The Ming Report by Keith Hays

TEDDY, WHERE ARE YOU?


The torch was passed to a new generation of Americans. The President died, shot by an assassin in the Vice-President's home state. The winds of war were blowing in Asia. At home the economy was in a straight jacket, at the mercy of innovative financiers bound in a net of interlocking directorships, new corporate entities and purchased political power. The new President was of a different generation than his predecessor. No longer did a veteran of the last Great War occupy the Whitehouse. Time, it was a changing. So were the slogans. The new President summed up America's foreign policy simply; "Speak softly and carry a big stick." then sent the Great White Fleet around the world to carry his message. At home he set out to put reins on the "malefactors of great wealth".

Medical manufacturers were dosing the public with compounds of alcohol, opium and cocaine with doubtful medical value but big profits.
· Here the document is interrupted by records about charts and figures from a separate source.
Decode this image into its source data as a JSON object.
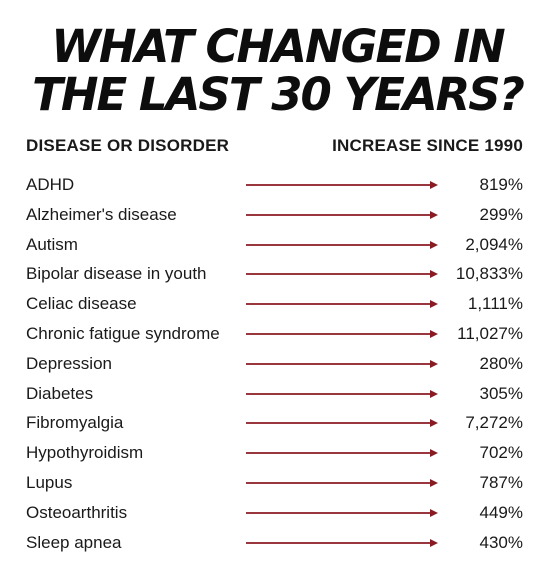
{
  "title": {
    "line1": "WHAT CHANGED IN",
    "line2": "THE LAST 30 YEARS?"
  },
  "headers": {
    "left": "DISEASE OR DISORDER",
    "right": "INCREASE SINCE 1990"
  },
  "colors": {
    "arrow": "#8b1a22",
    "text": "#1a1a1a"
  },
  "rows": [
    {
      "name": "ADHD",
      "value": "819%"
    },
    {
      "name": "Alzheimer's disease",
      "value": "299%"
    },
    {
      "name": "Autism",
      "value": "2,094%"
    },
    {
      "name": "Bipolar disease in youth",
      "value": "10,833%"
    },
    {
      "name": "Celiac disease",
      "value": "1,111%"
    },
    {
      "name": "Chronic fatigue syndrome",
      "value": "11,027%"
    },
    {
      "name": "Depression",
      "value": "280%"
    },
    {
      "name": "Diabetes",
      "value": "305%"
    },
    {
      "name": "Fibromyalgia",
      "value": "7,272%"
    },
    {
      "name": "Hypothyroidism",
      "value": "702%"
    },
    {
      "name": "Lupus",
      "value": "787%"
    },
    {
      "name": "Osteoarthritis",
      "value": "449%"
    },
    {
      "name": "Sleep apnea",
      "value": "430%"
    }
  ]
}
Combines and mergers had concentrated control of the nation's transportation system in the Big Four's boardrooms on Wall Street. The core of the nation's economy - energy - was concentrated in the hands of two men, John D. Rockefeller and Thomas A. Edison. A relatively unknown Theodore Roosevelt came to the Presidency with his hands full. The result was the Pure Food and Drug Act, the Sherman Anti-trust Act and the birth of regulated capitalism. It would come to maturity only during the Presidency of his nephew three decades later when halters were placed on the bankers and stock speculators as well. We come to today after two decades of loosening those reins and slipping the halters.

What has been the result? The nation's transportation system is in a shambles concentrated in a Big Four of American, United, Delta and Continental. Air fares are higher, service is abysmal and they all claim to be losing money. The concept of public utilities as regulated natural monopolies has been forgot. Television has been flooded with drug company ads promising the public to cure the most pernicious of ailments on a scale not seen since Lydia Pinkum's Vegetable Compound and Dr. Caldwell's Syrop of Pepsin filled the pages of Godey's Ladies Book. Energy is controlled by the Enrons of Wall Street while we see the price at the pump alternately swell and sink upon a sea of speculation and not in response to supply and demand in the market place.

We have been returning the economy to the 19th Century and reaping the result. Our President carries the biggest stick in the history of the world but can't seem to lower his voice. Where is Teddy Roosevelt now that we need him again?

Mr. Ming says, "Find the old man and have him bring back that stuffed bear."